3. It can be spelled syllable-by-syllable (if you are a biphonic man or biphonic woman!): strength-less-ness-es.

4. You can also make up a trick to remember how to spell it, such as “It contains four e’s and six s’s. Or that it has four syllables–which tells you that it will have at least four vowels in it (or y’s acting like vowels)–because a syllable always contains at least one vowel. A vowel is what makes a syllable!

5. You can learn the variations of this word–because you can remember from your vocabulary studies with Language Lady that suffixes (affixes added to the ends of words) might change the SPELLING of the base word (pity is changed to piti in pitiful) but does not change the MEANING of the base word. Even with three suffixes added (less, ness, and es), the base word of strength still means strength.
             a.  stengthless–adjective meaning without strength (less words are often adjectives!)
             b. strengthlessly–adverb meaning without strength (ly words are often adverbs)
             c. strengthelessness–a noun describing someone or something that is without strength (ness words are often nouns)
            d. strengthlessnesses–a noun that means more than one someone or something that is without strength (es makes the word plural).

So there you have it–the longest word with only one repeating vowel. Did you know that you could learn so much from one word? You know a lot more than you think you know! Smile…
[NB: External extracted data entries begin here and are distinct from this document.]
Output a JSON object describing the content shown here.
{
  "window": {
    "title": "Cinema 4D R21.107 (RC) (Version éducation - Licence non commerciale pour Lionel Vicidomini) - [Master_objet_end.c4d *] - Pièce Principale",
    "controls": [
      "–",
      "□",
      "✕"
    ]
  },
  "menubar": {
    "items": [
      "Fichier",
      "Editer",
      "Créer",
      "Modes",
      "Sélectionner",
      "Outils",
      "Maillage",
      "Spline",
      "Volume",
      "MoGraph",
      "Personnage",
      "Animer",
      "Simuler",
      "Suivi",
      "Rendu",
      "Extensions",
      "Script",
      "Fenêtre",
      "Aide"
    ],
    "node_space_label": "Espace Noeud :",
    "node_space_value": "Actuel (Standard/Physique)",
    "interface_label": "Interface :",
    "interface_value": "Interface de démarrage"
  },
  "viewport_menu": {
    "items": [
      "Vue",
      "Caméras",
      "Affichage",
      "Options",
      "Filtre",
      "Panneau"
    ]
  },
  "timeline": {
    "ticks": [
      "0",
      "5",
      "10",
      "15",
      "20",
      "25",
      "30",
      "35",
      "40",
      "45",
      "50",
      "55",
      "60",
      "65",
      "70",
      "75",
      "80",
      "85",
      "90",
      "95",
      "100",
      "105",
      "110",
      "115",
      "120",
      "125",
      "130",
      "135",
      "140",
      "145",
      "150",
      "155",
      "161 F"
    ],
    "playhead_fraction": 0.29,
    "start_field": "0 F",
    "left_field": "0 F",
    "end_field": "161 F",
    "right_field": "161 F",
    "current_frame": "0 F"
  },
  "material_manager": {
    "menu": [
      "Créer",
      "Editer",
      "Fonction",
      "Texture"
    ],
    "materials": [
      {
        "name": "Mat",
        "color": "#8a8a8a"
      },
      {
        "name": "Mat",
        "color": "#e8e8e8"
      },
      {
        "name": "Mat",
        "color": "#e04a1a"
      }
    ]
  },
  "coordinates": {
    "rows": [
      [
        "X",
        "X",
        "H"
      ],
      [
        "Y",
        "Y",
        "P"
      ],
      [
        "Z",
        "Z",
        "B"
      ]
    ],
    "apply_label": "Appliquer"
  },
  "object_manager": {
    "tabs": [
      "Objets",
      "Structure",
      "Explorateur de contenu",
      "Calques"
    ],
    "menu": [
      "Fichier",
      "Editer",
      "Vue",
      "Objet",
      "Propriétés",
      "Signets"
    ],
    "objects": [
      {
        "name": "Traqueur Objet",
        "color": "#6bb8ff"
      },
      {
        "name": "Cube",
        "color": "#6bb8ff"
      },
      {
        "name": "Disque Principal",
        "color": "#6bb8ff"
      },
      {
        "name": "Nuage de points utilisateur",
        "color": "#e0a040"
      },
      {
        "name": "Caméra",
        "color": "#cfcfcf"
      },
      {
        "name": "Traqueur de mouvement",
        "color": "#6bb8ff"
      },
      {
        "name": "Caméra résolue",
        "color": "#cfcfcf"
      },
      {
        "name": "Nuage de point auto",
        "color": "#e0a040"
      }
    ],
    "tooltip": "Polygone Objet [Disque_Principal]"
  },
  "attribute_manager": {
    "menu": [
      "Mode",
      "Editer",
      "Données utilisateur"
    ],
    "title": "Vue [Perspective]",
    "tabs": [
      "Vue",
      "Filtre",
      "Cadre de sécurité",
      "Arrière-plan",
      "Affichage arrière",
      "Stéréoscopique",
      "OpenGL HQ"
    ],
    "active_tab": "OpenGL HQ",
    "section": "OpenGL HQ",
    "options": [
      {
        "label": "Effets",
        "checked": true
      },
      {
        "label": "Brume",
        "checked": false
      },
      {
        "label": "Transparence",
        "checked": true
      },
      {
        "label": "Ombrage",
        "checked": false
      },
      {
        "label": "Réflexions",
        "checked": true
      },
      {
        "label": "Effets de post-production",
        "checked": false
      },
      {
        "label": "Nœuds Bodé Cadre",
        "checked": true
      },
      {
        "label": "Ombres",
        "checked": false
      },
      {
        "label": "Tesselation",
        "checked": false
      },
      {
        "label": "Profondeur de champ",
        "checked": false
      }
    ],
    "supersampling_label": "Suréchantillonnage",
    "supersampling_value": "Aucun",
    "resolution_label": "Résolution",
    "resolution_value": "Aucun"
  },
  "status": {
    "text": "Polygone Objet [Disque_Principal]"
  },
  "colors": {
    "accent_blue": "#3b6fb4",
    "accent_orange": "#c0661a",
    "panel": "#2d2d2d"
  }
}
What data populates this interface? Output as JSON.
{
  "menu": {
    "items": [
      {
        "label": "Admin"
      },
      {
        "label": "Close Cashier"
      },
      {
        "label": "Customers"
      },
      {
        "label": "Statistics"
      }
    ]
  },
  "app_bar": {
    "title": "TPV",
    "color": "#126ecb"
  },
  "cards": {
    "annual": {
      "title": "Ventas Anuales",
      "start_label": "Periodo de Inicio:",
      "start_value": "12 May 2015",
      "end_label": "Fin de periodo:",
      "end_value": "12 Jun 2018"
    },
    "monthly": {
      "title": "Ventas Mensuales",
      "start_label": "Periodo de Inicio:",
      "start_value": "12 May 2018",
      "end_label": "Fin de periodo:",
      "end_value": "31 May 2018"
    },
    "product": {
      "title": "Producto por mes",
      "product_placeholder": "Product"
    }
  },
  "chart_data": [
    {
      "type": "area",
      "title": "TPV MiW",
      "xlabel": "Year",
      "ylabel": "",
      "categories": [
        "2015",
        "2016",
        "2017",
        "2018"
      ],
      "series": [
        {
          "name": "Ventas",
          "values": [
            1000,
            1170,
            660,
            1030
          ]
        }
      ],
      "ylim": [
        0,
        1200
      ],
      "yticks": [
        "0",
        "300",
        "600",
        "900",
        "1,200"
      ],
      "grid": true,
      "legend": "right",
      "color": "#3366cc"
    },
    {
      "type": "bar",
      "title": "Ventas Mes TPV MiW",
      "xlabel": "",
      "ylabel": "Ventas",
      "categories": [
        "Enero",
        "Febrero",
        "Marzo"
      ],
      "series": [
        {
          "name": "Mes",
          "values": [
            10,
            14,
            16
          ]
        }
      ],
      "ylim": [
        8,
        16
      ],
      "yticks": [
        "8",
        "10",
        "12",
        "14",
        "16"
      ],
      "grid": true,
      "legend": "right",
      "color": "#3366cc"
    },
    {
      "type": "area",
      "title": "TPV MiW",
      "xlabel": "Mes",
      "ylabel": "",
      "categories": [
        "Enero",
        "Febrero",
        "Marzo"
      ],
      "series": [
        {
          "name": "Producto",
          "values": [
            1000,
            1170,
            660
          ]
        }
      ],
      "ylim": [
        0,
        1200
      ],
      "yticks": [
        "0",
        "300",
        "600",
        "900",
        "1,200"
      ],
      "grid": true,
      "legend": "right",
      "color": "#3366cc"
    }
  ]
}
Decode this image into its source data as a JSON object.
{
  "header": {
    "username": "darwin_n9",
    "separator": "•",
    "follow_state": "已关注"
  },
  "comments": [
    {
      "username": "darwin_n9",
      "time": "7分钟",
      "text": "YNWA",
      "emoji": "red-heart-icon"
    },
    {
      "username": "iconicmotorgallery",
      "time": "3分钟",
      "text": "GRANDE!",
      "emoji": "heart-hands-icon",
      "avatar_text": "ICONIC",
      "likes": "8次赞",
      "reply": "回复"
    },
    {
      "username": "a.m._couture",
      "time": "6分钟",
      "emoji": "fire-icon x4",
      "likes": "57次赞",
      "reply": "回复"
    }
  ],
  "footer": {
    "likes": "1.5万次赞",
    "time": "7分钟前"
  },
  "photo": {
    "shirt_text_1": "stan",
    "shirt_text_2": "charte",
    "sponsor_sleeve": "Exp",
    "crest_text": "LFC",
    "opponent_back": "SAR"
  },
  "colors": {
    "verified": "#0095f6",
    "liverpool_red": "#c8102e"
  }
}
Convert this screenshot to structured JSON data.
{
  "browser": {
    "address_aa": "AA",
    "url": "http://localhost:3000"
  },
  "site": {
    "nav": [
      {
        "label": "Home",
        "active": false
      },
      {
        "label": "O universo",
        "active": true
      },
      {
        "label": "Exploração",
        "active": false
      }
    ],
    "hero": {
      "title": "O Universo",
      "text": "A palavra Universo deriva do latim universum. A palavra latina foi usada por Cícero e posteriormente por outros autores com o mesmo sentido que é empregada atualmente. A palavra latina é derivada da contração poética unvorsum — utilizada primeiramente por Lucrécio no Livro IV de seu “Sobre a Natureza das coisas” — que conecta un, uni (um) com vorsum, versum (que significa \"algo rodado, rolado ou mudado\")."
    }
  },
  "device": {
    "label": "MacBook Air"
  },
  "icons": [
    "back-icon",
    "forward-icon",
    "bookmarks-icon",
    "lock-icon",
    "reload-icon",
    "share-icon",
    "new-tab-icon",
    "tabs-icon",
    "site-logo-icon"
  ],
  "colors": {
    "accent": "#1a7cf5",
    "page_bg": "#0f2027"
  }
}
Day 126: Wordy Wednesday—root TEN

I missed Wordy Wednesday, and it’s nearly time for another one! Keeping with our root word theme, today we are going to look at TEN and variations of it.
Definition: STRETCH or THIN
What words do we already know with this root? What can we know about each word—even if we do not know it before?
  1. tension
  2. extend
  3. tendency
  4. tendon
  5. tent
  6. distend
  7. intent
  8. tenable
  9. attention
  10. detention
  11. extent
  12. retention
  13. ostentatious
  14. malcontent
  15. potent

day 120: wordy wednesday—root “spec”

Do you remember how I talked earlier about how we (and our students if we are teachers) know much more than we think we do! There is no place that this is more apparent than vocabulary learning!
Root words, and sometimes even syllables, have meaning. And we often already know meanings of bits and pieces that we can put together to gain more knowledge. (If you know a foreign language, you will have even more success unlocking unknown words or parts of words since much of our language is taken from other languages.)
How can you use this concept to help you or your students? When you come to an unfamiliar word, don’t assume that you do not know it. Look more closely at the word. (And help your kids to do the same—question them all the time: “What do you know about the ‘aqua’ part of aquamarine?” [Or even, “What do you know about the ‘marine’ part?”)
Today’s  root is SPEC, SPIC, or SPIT
It means LOOK or SEE
What do you already know about these “spec,” “spic,” and “spit” words?
  1. Perspective—seeing a point of view
  2. Aspect—one part or one thing you can see
  3. Spectator—one who sees
  4. Spectacle—a sight to see
  5. Suspect—a person you see that might be guilty
  6. Others???
Keep reading. Keep asking yourself what you already know!